A death mask was essential to the ordination of the reincarnation ceremony. My duty was to capture the essence of the Mother within a funerary face, further replicated for her burial sarcophagi. Failure to get the death mask approved was dishonorable. If not executed, I would be stripped of my rank.

“We will see to it that you’re provided everything you need to begin, and offered ample time to work, undisturbed. Walk in the Red, sister.”

“Enter the Black.” I saluted.


Upon the conclusion, I dismissed my designated servants immediately. I had already brought everything I needed, and fully intended to have undisturbed alone time with the Mother.

I was debriefed on a great many things concerning the Mother’s personal desires and the rather fickle transgressions to be avoided.

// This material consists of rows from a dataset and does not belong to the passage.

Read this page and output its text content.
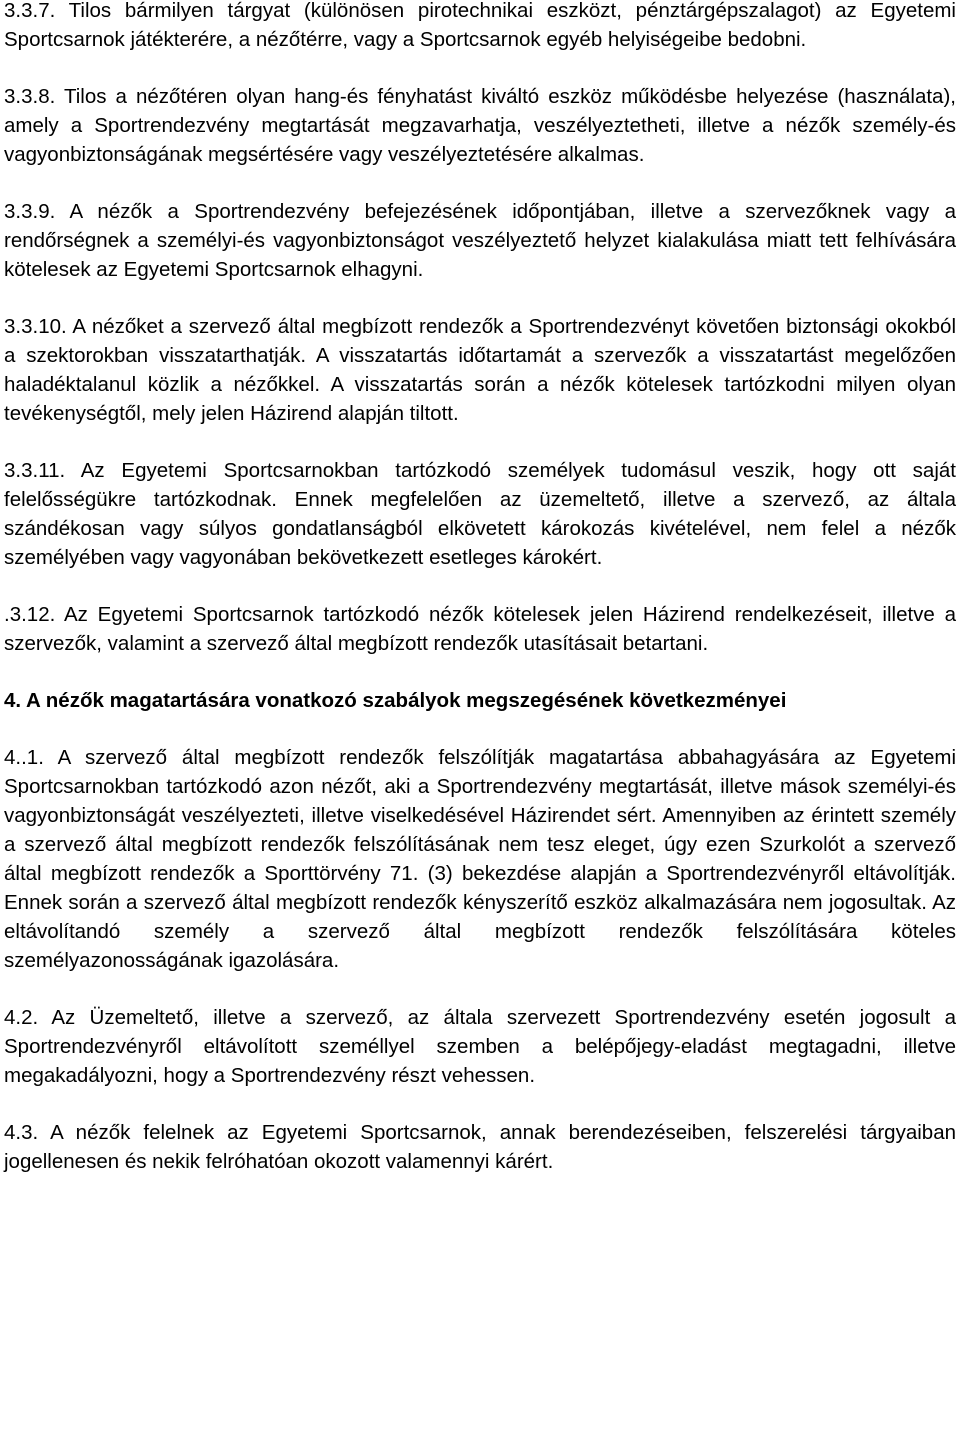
3.3.7. Tilos bármilyen tárgyat (különösen pirotechnikai eszközt, pénztárgépszalagot) az Egyetemi Sportcsarnok játékterére, a nézőtérre, vagy a Sportcsarnok egyéb helyiségeibe bedobni.

3.3.8. Tilos a nézőtéren olyan hang-és fényhatást kiváltó eszköz működésbe helyezése (használata), amely a Sportrendezvény megtartását megzavarhatja, veszélyeztetheti, illetve a nézők személy-és vagyonbiztonságának megsértésére vagy veszélyeztetésére alkalmas.

3.3.9. A nézők a Sportrendezvény befejezésének időpontjában, illetve a szervezőknek vagy a rendőrségnek a személyi-és vagyonbiztonságot veszélyeztető helyzet kialakulása miatt tett felhívására kötelesek az Egyetemi Sportcsarnok elhagyni.

3.3.10. A nézőket a szervező által megbízott rendezők a Sportrendezvényt követően biztonsági okokból a szektorokban visszatarthatják. A visszatartás időtartamát a szervezők a visszatartást megelőzően haladéktalanul közlik a nézőkkel. A visszatartás során a nézők kötelesek tartózkodni milyen olyan tevékenységtől, mely jelen Házirend alapján tiltott.

3.3.11. Az Egyetemi Sportcsarnokban tartózkodó személyek tudomásul veszik, hogy ott saját felelősségükre tartózkodnak. Ennek megfelelően az üzemeltető, illetve a szervező, az általa szándékosan vagy súlyos gondatlanságból elkövetett károkozás kivételével, nem felel a nézők személyében vagy vagyonában bekövetkezett esetleges károkért.

.3.12. Az Egyetemi Sportcsarnok tartózkodó nézők kötelesek jelen Házirend rendelkezéseit, illetve a szervezők, valamint a szervező által megbízott rendezők utasításait betartani.

4. A nézők magatartására vonatkozó szabályok megszegésének következményei

4..1. A szervező által megbízott rendezők felszólítják magatartása abbahagyására az Egyetemi Sportcsarnokban tartózkodó azon nézőt, aki a Sportrendezvény megtartását, illetve mások személyi-és vagyonbiztonságát veszélyezteti, illetve viselkedésével Házirendet sért. Amennyiben az érintett személy a szervező által megbízott rendezők felszólításának nem tesz eleget, úgy ezen Szurkolót a szervező által megbízott rendezők a Sporttörvény 71. (3) bekezdése alapján a Sportrendezvényről eltávolítják. Ennek során a szervező által megbízott rendezők kényszerítő eszköz alkalmazására nem jogosultak. Az eltávolítandó személy a szervező által megbízott rendezők felszólítására köteles személyazonosságának igazolására.

4.2. Az Üzemeltető, illetve a szervező, az általa szervezett Sportrendezvény esetén jogosult a Sportrendezvényről eltávolított személlyel szemben a belépőjegy-eladást megtagadni, illetve megakadályozni, hogy a Sportrendezvény részt vehessen.

4.3. A nézők felelnek az Egyetemi Sportcsarnok, annak berendezéseiben, felszerelési tárgyaiban jogellenesen és nekik felróhatóan okozott valamennyi kárért.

Do not look her in the eye.

Assume any identity she mistakes you for.

Gauti-So has lost sight in her left eye, so do avoid standing on that side.

Keep flowers beside her bed at all times.

Never ask her true name.


As the artisan of her death mask, I was also to be her caretaker. The first challenge to overcome was the great many stairs to ascend to the peak of the pyramid, steep enough to force my knees to quiver and the hem of my collar to dampen with sweat when I reached the top. The eggshell-black crust of meteorite walls basked in the warm paper lantern light when I entered, commemorated with cosmic textiles and brass incense trays.


Seated at the crown of the room was the Mother; Gauti-So. Had her jaws not been steadily working at grinding a handful of kola nuts between crooked red teeth, I would’ve thought she was already dead.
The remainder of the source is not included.